Canning used to be a thing of the past, something your great grandmother did to preserve the fruits and vegetables she grew in her large garden. But canning is making a comeback, not only to preserve foods from your garden, but to ensure that your family is eating only the best foods. Listed below are the benefits I’ve noticed while canning from my garden.
Health: Although you don’t need your own garden to preserve fruits and vegetables, I sometimes feel that having your own is the only way you truly know what has been sprayed, added or inserted into your produce. However, it is possible to buy produce from local farmers markets in bulk if you don’t have time or space to maintain a garden. You can also learn more about gardening in smaller spaces here. My family’s health is one of the biggest reasons I can many foods from our garden. I know exactly how much sugar or salt is added to what I have canned.
Cost-effective: Some would argue this point, but I truly feel that preserving food saves my family money in the long run. Yes, there are some costs involved, but they are minimal. The jars and screw lids are reusable each year, and the only thing I really have to purchase are lids, seasonings and seeds — but the return you get from one little seed packet makes it all worth it.
Gifts: I love to give canned foods as gifts; I usually put a pretty piece of cloth over the top of the jar and tie it with ribbon. Attached is always a note that says “return for refill,” so that way I always get my jars back. I feel this, too, saves me money in the long run, and who doesn’t love a homemade gift?
Pride: This might seem funny, but when I see my jars all lined up in the basement I feel a sense of pride and accomplishment. I suppose it is similar to the olden days when a father would hunt for the meat that would feed his family. I feel that all of those jars are my contribution to the “hunt.”
Time: Canning saves me so much time and wasted trips to the grocery store. The closest grocery store to our home is 15 miles away; if I had to run to the store every time I needed a can of peaches or green beans I would be using about $4 in gas. That isn’t very cost-effective and it’s a waste of time. It takes me roughly 30 seconds to run to my basement, grab a jar and get it heating on the stove.
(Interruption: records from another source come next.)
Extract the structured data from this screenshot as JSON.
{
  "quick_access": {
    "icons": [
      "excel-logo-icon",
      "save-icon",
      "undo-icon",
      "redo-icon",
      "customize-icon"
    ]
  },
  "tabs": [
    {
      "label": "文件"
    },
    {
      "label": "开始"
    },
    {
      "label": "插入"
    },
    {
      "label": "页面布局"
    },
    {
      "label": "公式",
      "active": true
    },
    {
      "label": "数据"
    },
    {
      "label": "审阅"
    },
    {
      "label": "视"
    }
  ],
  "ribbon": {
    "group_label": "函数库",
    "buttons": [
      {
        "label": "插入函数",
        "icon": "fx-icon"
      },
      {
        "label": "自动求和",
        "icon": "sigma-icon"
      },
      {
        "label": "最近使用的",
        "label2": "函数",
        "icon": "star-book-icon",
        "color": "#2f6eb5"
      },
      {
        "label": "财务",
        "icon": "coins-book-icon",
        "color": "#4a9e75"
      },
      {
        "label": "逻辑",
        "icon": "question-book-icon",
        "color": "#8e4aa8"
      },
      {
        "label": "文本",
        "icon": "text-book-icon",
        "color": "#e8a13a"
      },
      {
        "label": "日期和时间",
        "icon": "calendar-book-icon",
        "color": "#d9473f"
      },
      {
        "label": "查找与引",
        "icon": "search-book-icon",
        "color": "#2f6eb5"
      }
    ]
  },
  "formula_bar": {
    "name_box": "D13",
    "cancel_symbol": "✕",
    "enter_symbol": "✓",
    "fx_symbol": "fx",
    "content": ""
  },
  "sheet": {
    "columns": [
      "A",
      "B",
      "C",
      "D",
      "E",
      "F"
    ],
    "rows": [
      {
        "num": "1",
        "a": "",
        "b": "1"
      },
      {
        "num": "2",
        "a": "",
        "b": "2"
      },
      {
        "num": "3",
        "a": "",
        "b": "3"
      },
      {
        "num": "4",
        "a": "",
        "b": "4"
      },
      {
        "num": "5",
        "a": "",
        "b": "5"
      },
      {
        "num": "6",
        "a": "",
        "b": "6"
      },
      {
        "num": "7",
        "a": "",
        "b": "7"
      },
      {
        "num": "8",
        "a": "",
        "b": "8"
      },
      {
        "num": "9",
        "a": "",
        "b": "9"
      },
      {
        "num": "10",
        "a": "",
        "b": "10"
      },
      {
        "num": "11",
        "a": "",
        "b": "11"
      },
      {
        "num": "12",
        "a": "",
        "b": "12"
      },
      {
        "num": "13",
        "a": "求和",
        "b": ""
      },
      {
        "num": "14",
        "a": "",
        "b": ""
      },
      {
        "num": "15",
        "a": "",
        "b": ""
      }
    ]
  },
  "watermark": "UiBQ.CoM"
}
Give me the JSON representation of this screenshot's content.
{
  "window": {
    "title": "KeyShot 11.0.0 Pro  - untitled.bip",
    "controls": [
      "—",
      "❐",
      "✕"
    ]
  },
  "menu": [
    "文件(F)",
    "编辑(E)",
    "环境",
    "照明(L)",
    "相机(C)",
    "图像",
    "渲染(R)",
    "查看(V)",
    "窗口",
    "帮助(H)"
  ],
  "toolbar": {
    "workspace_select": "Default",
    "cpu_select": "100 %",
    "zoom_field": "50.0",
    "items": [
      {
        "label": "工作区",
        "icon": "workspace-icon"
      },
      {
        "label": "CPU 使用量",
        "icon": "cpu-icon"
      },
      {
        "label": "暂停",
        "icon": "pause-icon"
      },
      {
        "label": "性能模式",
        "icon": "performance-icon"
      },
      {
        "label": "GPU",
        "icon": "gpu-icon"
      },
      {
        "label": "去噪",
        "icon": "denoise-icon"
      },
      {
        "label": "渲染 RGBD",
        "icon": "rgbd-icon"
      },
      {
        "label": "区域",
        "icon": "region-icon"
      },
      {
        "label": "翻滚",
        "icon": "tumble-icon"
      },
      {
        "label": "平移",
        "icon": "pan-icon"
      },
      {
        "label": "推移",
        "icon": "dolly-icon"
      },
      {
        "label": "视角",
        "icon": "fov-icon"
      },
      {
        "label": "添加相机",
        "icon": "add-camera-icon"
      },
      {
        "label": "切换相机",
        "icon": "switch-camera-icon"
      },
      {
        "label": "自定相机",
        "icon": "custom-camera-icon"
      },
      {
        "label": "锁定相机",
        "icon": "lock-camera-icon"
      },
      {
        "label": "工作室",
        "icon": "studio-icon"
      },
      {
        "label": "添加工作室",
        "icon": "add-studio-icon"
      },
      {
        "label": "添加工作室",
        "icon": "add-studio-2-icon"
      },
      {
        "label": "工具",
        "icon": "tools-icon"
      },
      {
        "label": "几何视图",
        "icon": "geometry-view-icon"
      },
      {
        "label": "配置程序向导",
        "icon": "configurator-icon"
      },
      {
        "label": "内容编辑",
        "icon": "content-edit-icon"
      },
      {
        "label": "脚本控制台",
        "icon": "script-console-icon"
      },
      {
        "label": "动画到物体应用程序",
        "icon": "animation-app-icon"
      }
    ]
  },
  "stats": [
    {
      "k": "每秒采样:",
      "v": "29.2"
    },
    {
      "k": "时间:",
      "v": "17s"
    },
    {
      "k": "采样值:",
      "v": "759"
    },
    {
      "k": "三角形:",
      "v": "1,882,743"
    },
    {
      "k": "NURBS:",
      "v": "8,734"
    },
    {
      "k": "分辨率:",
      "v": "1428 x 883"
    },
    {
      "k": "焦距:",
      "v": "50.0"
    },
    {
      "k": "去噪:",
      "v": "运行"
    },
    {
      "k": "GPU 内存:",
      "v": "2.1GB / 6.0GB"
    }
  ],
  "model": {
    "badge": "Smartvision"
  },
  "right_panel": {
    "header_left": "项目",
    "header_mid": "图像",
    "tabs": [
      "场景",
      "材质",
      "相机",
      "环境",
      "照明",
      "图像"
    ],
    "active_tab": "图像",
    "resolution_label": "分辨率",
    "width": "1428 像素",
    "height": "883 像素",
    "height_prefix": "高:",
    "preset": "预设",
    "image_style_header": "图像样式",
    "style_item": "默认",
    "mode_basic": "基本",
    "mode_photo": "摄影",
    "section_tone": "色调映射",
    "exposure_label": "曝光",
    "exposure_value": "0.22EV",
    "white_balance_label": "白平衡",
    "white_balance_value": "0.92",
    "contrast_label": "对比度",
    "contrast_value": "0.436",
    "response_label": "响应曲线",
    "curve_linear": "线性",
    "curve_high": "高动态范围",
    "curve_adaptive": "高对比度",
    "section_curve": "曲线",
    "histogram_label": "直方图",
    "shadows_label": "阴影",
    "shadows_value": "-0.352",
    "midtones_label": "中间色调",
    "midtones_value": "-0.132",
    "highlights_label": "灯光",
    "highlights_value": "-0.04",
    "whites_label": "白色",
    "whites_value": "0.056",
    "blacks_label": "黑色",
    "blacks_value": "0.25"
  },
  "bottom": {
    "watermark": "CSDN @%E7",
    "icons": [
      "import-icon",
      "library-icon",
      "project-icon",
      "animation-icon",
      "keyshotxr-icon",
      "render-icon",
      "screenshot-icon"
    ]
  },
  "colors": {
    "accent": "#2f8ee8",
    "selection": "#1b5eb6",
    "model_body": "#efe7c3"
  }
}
Some might argue that canning requires a lot of time. It is quite the process, but once you find a routine and get in the groove of things, it goes pretty quickly. I canned even when I wasn’t a stay at home mom, so it is possible.
Together time: Gardening and preserving our food is a great way for our family to spend time together. My 4-year-old helps me snip green beans and our 20-month-old loves to help pick the beans, tomatoes, etc. My husband and I care for our garden together and take great pride in knowing we are providing for our family, and gardening with our children is one of the highlights of our week.
So far this summer I have several jams, peaches, applesauce, pickles, tomato sauce, green beans, salsa, pizza sauce and apple pie filling on my shelves. I still have a long way to go and plan on adding pasta sauce, tomato juice and peppers.
If you are interested in getting started in your canning adventures, check out the many groups on Facebook and hundreds of websites where recipes can be found and where you can converse with experienced canners. Check garage sales or thrift stores for jars and canners to help get you started at a cheaper price, and don’t forget to check your grandmother’s basement — you might be surprised at how many jars you find hidden.